A CLI that writes your git commit messages for you with AI. Never write a commit message again.

Current version GitHub stars License

Setup

The minimum supported version of Node.js is v18. Check your Node.js version with node --version.

  1. Install lazycommit:

    npm install -g lazycommitt

Install via Homebrew (macOS)

brew install lazycommit

Upgrade:

brew upgrade lazycommit
  1. Choose your AI provider and get an API key:

    Option A: Groq (Default) - Fast inference with open models

    • Get your API key from Groq Console
    • Set the key: lazycommit config set GROQ_API_KEY=<your token>

    Option B: OpenAI - Use GPT models

    • Get your API key from OpenAI Platform
    • Configure lazycommit:
      lazycommit config set provider=openai
      lazycommit config set OPENAI_API_KEY=<your token>
      lazycommit config set model=gpt-4o-mini  # or gpt-4o, gpt-4-turbo

    Option C: Anthropic - Use Claude models

    • Get your API key from Anthropic Console
    • Configure lazycommit:
      lazycommit config set provider=anthropic
      lazycommit config set ANTHROPIC_API_KEY=<your token>
      lazycommit config set model=claude-3-5-sonnet-20241022  # or claude-3-5-haiku-20241022, claude-3-opus-20240229

    This will create a .lazycommit file in your home directory.

Secure API Key Storage

lazycommit now supports secure storage of API keys using your system's native credential manager:

  • macOS: Keychain Access
  • Linux: Secret Service (libsecret)
  • Windows: Credential Manager

Managing Secrets

Test available storage backends:

lazycommit secrets test

Store API keys securely:

lazycommit secrets set GROQ_API_KEY gsk_...
lazycommit secrets set OPENAI_API_KEY sk-...
lazycommit secrets set ANTHROPIC_API_KEY sk-ant-...

Migrate existing keys from ~/.lazycommit to secure storage:

lazycommit secrets migrate

Export keys from secure storage (for backup):

lazycommit secrets export ~/lazycommit-backup.ini

When secure storage is available, API keys are automatically retrieved from it.

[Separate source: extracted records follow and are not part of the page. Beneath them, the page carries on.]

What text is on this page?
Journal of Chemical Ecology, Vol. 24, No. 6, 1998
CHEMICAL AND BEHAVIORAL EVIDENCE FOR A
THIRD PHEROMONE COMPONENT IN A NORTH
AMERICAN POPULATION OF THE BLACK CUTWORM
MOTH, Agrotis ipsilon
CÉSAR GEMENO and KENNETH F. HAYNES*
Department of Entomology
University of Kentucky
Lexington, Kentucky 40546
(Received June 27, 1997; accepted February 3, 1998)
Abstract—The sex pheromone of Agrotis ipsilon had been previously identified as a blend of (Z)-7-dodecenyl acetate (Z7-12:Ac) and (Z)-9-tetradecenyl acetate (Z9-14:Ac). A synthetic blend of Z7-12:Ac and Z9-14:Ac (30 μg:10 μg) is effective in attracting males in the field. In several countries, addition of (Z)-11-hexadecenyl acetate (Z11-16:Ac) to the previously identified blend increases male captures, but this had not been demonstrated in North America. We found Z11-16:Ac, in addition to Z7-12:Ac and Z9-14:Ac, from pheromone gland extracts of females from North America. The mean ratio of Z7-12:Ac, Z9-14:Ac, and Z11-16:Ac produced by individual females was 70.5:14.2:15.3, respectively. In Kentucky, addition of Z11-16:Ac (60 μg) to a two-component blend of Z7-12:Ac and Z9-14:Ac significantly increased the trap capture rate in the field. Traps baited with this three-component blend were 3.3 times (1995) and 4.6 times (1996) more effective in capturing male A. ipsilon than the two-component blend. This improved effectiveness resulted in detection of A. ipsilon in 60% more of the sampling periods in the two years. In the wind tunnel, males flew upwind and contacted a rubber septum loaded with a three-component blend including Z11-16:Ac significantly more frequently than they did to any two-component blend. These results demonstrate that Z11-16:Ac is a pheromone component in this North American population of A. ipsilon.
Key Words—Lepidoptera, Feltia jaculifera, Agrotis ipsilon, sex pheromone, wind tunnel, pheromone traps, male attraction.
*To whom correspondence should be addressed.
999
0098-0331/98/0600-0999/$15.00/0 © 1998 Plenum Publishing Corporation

The system falls back to file-based storage (~/.lazycommit) or environment variables if secure storage is unavailable.

Upgrading

Check the installed version with:

lazycommit --version

If it's not the latest version, run:

npm update -g lazycommitt

Usage

CLI mode

You can call lazycommit directly to generate a commit message for your staged changes:

git add <files...>
lazycommit

lazycommit passes down unknown flags to git commit, so you can pass in commit flags.

For example, you can stage all changes in tracked files as you commit:

lazycommit --all # or -a

👉 Tip: Use the lzc alias if lazycommit is too long for you.

Generate multiple recommendations

Sometimes the recommended commit message isn't the best so you want it to generate a few to pick from. You can generate multiple commit messages at once by passing in the --generate <i> flag, where 'i' is the number of generated messages:

lazycommit --generate <i> # or -g <i>

Warning: this uses more tokens, meaning it costs more.

Generating Conventional Commits

If you'd like to generate Conventional Commits, you can use the --type flag followed by conventional. This will prompt lazycommit to format the commit message according to the Conventional Commits specification:

lazycommit --type conventional # or -t conventional

This feature can be useful if your project follows the Conventional Commits standard or if you're using tools that rely on this commit format.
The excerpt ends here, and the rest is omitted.